Ocurrió lo que debía ocurrir con el intento absurdo e innecesario de reformar la Constitución Nacional, tal como lo dijimos
con antelación en un primer artículo. Así lo demostró el sabio y demócrata pueblo de Venezuela el pasado 2 de diciembre de 2007, al ser consultado si querían la modificación de un total de 69 artículos, que por iniciativa presidencial se pretendían reformar.
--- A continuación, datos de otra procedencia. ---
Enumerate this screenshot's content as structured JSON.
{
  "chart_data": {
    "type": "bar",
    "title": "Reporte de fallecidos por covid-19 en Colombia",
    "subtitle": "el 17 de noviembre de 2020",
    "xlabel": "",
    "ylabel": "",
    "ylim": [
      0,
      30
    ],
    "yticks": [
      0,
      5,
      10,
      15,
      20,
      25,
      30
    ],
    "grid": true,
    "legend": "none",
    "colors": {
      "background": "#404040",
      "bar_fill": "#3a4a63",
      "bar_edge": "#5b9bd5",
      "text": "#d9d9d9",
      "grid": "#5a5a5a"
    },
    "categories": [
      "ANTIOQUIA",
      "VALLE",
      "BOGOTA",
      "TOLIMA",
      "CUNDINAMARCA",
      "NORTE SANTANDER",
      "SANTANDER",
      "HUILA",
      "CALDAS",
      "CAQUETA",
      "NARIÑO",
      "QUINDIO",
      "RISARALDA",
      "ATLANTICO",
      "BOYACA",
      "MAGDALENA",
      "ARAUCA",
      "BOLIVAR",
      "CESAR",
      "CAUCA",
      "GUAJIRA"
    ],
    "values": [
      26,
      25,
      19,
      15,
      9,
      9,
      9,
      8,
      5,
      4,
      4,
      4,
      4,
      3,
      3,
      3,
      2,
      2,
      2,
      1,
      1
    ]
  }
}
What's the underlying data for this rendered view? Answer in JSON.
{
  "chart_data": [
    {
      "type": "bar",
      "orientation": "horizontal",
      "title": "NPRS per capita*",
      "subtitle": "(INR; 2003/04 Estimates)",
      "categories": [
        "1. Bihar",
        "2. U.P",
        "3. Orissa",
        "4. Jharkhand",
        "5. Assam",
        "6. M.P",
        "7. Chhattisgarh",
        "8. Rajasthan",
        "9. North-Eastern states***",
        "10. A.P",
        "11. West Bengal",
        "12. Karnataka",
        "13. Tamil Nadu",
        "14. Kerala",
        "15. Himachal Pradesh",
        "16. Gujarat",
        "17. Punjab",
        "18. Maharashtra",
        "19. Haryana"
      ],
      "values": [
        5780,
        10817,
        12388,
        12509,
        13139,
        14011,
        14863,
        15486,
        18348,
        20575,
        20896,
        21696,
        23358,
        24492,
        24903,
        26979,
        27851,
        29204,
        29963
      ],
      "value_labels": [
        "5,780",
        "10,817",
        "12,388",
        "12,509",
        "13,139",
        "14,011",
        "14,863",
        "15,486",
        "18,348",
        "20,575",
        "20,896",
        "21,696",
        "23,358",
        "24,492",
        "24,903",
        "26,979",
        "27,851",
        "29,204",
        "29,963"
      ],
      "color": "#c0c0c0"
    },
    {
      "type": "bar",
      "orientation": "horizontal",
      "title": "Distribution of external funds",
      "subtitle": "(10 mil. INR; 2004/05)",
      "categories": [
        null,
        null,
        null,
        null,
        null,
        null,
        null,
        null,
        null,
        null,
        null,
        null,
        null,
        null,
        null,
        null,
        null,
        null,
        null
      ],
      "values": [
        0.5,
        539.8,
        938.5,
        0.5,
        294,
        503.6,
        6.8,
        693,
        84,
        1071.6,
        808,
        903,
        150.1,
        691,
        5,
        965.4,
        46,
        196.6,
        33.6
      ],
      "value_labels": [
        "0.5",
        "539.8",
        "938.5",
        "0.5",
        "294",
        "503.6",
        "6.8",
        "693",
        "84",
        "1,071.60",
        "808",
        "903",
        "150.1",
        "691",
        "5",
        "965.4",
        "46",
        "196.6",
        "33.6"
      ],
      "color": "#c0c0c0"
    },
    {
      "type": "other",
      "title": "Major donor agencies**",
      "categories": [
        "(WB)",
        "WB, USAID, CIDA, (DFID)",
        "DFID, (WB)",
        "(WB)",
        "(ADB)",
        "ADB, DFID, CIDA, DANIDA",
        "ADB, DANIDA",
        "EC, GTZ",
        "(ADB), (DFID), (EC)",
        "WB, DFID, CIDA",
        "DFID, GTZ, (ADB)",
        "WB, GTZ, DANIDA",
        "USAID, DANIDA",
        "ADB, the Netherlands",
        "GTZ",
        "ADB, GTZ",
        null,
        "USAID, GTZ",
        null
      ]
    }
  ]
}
En ellos se modificaba al Estado Venezolano, a un Estado de régimen Socialista, además se tocaban principios fundamentales de la propia carta magna, que según sus disposiciones debió ser realizado bajo el procedimiento de Asamblea Constituyente y no por iniciativa presidencial. A pesar de que varios filósofos jurídicos, abogados constitucionalistas, politólogos, partidos políticos, estudiantes, iglesia, personalidades, etc. Advirtieron de la clara violación que se le estaba propinando a la propia Constitución Nacional con la propuesta de reforma, un Hugo Chávez obstinado y autoritario continuó con su
proyecto que más que de país era personalista, a todo esto se introdujeron varios recursos de amparaos al TSJ (Tribunal Supremo de Justicia) por inconstitucionalidad del proyecto de reforma, los cuales rechazó o incluso no contestó, cosa muy extraña, si lo vemos desde el punto de vista que ellos deben ser garantes de la Constitución y las Leyes, pero lo cierto es que se evidenció con esto el control del Gobierno sobre los demás Poderes Públicos y la falta de separación de los mismos. Al intento
neocomunista de Chávez, el pueblo de Venezuela le dijo no! en el referéndum, a pesar de el gasto grotesco en propaganda y lobby político del Gobierno, con dineros público por cierto. Sin embargo, y a pesar de los rumores el 2D, el Presidente reconoció en cadena nacional su derrota luego de anunciados los resultados por el Consejo Nacional Electoral, lo cual mucha gente recibió con beneplácito y como un gesto demócrata. Lamentablemente ese demócrata duró muy poco, al insistir con activar dicho proyecto Constitucional por otras vías, también al referirse con términos vulgares a la victoria opositora sobre su proyecto político, dicho esto en una rueda de prensa ofrecida por el alto mando militar para darle un espaldarazo a Chávez y desestimar los rumores de que hubo presión por parte de la Fuerza Armada para que este reconociera los resultados de la consulta refrendaría. Por ultimo, mucho peor y lamentable, fué el reprocho a sus propios seguidores, culpando y acusándolos de flojos por no haber ido a votar por qué se aprobara la mencionada reforma. Como reflexión, debemos decir que desde 1992 cuando Hugo Chávez se dio a conocer con las dos asonadas militares de ese año, se vislumbraba su tipo de persona y actuar, que por razones de descontento social y desgaste de los partidos tradicionales llegó al poder en 1998, para luego ir implementando progresivamente su proyecto político, neocomunista, militarista y autoritario, denominado lamentablemente Bolivariano, o socialismo del siglo XXI, que intentó consolidar con una Constitución de tipo ideológica, basada en el socialismo, a esto los venezolanos le dijeron no!, esperamos que el Gobierno y sus seguidores lo entiendan y respeten.